La squadra si disponeva solitamente con un 4-3-3, ma con l’avvento di Stringara l’assetto della squadra è mutato in un 3-5-2, molto probabile quindi che lo riproponga anche contro gli amaranto, nonostante il test sia contro il Foligno che con il San Donato di Indiani si sia rivelato fallimentare. Il titolare in porta è il giovane Giorgio Blundo (19 anni), e ancora più giovane è il portiere di riserva: Filippo Rossi (17 anni). Nella difesa a 3 scesa in campo nell’ultima partita, rimaneggiata per le pesanti assenze di Alessandro Videtta (29 anni) – l’elemento di maggiore esperienza di tutto il reparto – e di Luca Carani (28 anni) ancora lungodegente, troviamo il gambiano Mass Samba, un 2004 già in possesso di un fisico notevole (190cm di altezza), che grazie alle sue lunghe leve non passa certo inosservato. Al centro della difesa si posiziona Simone Salemmo (23 anni) coadiuvato dal compagno Mattia Falleni (26 anni), un centrocampista riadattato per l’occasione come braccetto di sinistra. Una eventuale alternativa per la difesa potrebbe essere Kley Luka, un ragazzo albanese di 21 anni, formatosi nelle giovanili della Pistoiese. Nessuna variazione per quanto riguarda i giocatori impiegati sulle fasce: Nicola Solimano (21 anni) e Leonardo Bertelli (18 anni) rispettivamente terzino destro e terzino sinistro, avranno il compito di formare una linea a 5 in fase di non possesso e di supportare i compagni più avanzanti durante le ripartenze.

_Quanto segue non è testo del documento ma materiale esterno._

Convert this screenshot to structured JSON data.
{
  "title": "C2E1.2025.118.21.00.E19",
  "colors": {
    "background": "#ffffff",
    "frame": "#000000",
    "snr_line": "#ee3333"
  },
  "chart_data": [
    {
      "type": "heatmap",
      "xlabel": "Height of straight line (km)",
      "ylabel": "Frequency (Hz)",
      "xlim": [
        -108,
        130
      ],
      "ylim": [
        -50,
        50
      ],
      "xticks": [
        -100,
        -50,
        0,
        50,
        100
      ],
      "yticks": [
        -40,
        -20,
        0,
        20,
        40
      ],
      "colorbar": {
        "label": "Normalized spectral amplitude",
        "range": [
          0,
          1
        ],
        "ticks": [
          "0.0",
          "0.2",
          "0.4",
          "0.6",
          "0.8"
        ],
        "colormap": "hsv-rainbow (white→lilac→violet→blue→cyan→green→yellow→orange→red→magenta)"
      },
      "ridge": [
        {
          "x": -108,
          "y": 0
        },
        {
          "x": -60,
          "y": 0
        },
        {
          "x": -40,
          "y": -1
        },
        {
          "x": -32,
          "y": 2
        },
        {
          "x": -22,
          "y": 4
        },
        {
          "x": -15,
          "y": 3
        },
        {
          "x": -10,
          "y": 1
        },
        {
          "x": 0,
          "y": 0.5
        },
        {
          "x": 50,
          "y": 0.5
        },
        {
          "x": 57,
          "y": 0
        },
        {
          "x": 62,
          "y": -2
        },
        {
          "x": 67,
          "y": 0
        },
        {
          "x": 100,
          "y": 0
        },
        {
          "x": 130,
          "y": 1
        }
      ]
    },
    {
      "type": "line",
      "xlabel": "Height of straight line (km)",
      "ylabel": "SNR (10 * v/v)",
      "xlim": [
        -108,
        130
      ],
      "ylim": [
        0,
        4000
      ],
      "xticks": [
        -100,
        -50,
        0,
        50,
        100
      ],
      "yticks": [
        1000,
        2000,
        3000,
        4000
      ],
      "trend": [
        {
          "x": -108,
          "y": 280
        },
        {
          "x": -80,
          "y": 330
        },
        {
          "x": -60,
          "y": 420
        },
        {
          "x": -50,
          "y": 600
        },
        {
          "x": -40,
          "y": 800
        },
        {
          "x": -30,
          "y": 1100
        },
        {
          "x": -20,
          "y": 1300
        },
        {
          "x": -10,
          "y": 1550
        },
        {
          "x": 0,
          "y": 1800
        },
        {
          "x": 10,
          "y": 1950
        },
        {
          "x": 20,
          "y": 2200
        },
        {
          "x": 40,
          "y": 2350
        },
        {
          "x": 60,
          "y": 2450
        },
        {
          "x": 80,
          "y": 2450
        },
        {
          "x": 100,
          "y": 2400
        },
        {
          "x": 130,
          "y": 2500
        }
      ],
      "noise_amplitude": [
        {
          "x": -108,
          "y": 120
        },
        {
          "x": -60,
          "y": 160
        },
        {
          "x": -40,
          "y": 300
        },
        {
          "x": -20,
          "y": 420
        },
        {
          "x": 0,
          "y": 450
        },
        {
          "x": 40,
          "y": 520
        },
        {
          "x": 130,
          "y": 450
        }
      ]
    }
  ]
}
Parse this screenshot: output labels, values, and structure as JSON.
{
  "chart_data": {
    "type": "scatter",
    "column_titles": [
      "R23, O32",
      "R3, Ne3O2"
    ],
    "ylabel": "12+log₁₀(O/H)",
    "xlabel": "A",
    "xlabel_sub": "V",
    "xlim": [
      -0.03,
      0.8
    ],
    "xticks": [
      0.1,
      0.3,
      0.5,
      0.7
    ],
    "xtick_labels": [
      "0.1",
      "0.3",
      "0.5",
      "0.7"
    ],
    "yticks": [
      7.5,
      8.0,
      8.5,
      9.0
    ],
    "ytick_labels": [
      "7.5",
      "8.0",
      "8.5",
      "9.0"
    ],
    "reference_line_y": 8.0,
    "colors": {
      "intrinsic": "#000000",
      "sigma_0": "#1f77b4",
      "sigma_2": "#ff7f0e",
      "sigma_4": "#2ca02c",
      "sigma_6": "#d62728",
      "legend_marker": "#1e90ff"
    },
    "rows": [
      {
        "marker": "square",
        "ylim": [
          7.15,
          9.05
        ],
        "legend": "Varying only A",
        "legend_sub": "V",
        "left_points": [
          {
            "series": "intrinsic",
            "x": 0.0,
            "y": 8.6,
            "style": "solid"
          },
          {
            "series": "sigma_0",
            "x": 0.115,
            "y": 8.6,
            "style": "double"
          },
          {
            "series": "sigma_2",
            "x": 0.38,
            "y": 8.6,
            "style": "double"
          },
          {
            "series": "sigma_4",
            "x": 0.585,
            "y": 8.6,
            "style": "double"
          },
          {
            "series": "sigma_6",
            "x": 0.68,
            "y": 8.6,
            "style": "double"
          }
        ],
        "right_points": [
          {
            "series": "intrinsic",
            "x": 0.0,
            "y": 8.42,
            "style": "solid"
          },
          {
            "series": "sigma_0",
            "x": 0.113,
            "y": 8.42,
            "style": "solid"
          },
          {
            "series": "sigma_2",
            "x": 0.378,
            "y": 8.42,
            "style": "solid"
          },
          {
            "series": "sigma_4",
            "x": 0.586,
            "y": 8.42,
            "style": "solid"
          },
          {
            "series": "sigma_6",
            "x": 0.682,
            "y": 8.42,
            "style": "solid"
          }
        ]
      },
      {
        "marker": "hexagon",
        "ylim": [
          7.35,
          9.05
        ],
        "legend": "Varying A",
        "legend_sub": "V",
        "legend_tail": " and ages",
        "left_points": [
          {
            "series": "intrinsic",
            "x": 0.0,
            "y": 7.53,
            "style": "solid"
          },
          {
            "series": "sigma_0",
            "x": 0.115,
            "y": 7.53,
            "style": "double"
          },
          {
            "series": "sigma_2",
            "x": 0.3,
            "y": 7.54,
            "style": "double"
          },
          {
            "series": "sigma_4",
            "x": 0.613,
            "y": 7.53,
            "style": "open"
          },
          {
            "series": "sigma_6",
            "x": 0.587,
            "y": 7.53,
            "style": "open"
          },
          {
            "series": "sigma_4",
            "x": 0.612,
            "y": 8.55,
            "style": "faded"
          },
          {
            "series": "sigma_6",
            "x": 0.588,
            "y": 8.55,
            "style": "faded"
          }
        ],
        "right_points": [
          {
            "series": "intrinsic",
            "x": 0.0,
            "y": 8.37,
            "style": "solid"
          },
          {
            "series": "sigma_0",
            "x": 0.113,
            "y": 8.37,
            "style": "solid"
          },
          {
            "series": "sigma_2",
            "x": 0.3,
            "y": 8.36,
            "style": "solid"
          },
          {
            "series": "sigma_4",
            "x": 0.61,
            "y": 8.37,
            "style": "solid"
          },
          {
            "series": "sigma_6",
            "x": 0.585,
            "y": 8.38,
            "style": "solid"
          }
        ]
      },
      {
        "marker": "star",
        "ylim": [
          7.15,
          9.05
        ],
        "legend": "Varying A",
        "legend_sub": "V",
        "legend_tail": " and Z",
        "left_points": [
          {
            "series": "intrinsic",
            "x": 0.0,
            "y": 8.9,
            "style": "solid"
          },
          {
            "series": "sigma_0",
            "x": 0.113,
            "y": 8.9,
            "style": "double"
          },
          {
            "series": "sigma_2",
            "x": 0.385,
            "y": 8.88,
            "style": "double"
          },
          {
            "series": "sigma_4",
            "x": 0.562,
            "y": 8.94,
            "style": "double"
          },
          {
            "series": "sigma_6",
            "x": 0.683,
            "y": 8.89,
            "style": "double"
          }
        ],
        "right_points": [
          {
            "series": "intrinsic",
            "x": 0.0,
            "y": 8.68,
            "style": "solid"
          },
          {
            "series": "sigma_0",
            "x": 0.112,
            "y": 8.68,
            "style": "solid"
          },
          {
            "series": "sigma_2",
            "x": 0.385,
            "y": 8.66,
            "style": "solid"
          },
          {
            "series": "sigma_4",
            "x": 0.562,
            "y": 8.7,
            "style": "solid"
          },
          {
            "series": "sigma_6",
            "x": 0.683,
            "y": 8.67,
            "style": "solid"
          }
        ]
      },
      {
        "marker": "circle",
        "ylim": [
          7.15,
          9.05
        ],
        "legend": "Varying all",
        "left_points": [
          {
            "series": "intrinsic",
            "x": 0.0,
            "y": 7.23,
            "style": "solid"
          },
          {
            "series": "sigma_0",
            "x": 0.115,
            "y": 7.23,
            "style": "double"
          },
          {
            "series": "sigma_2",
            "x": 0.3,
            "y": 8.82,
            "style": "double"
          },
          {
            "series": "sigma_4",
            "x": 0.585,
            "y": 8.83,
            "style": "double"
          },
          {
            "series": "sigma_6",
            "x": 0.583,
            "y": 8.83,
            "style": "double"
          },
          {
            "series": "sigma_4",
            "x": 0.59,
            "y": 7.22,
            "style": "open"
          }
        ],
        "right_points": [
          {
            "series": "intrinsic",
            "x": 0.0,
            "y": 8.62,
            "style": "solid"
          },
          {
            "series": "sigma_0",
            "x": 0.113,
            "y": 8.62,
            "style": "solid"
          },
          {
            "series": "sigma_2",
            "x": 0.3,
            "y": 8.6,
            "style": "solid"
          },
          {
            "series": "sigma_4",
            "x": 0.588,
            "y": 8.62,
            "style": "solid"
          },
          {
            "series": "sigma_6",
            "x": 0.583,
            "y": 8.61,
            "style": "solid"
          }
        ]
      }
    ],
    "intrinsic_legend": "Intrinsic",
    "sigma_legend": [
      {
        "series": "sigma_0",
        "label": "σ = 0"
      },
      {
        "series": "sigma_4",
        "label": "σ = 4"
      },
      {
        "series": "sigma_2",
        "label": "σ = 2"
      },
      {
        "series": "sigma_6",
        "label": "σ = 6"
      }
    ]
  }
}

A centrocampo troviamo Antonio Tartaglione, giocatore di 23 anni, dalle attitudini prettamente difensive, con alle spalle alcune esperienze in Serie C con la Pistoiese, e poi in Serie D con Aglianese e San Donato Tavarnelle (24 presenze ed un gol lo scorso anno). Le mezzali sono Filippo Bardini (21 anni), livornese di nascita e cresciuto proprio nella società amaranto, ed il siciliano Claudio Costanzo (28 anni), a cui piace spesso gettarsi nell’area di rigore avversaria. A completare il reparto troviamo il playmaker Matteo Filippi (33 anni) – che potrebbe anche partire titolare -, e Giorgio Bachini (19 anni) giunto proprio dall’altra squadra di Livorno. Il giocatore più rappresentativo della Pro Livorno è indubbiamente Giacomo Rossi (32 anni), un attaccante esterno, all’occorrenza anche prima punta centrale, che dal 2017, vale a dire quando si trovava in Promozione, segna con regolarità caterve di gol: 16 la prima stagione, poi 19 e 20 reti in Eccellenza, ed infine 17 reti lo scorso anno alla prima in Serie D. Sarà dunque lui il pericolo numero uno per gli amaranto. Al suo fianco potrebbe agire il piccolo Giulio Camarlinghi (22 anni), seconda punta o attaccante esterno molto agile con trascorsi alla Sangiovannese e al Montevarchi, oppure Alessio Canessa (22 anni), l’ex promessa del Livorno (4 presenze in Serie B), nel caso in cui Stringara scelga di avere un punto di riferimento offensivo più definito, essendo Canessa un uomo da area di rigore. Infine dovrebbe partire dalla panchina uno dei tasselli più esperti della rosa: Jonathan Granito, una prima punta di 38 anni, con trascorsi alla Colligiana, al Montecatini, ma anche al Ponsacco, alla Lucchese, Pontedera, Rimini e Carrarese.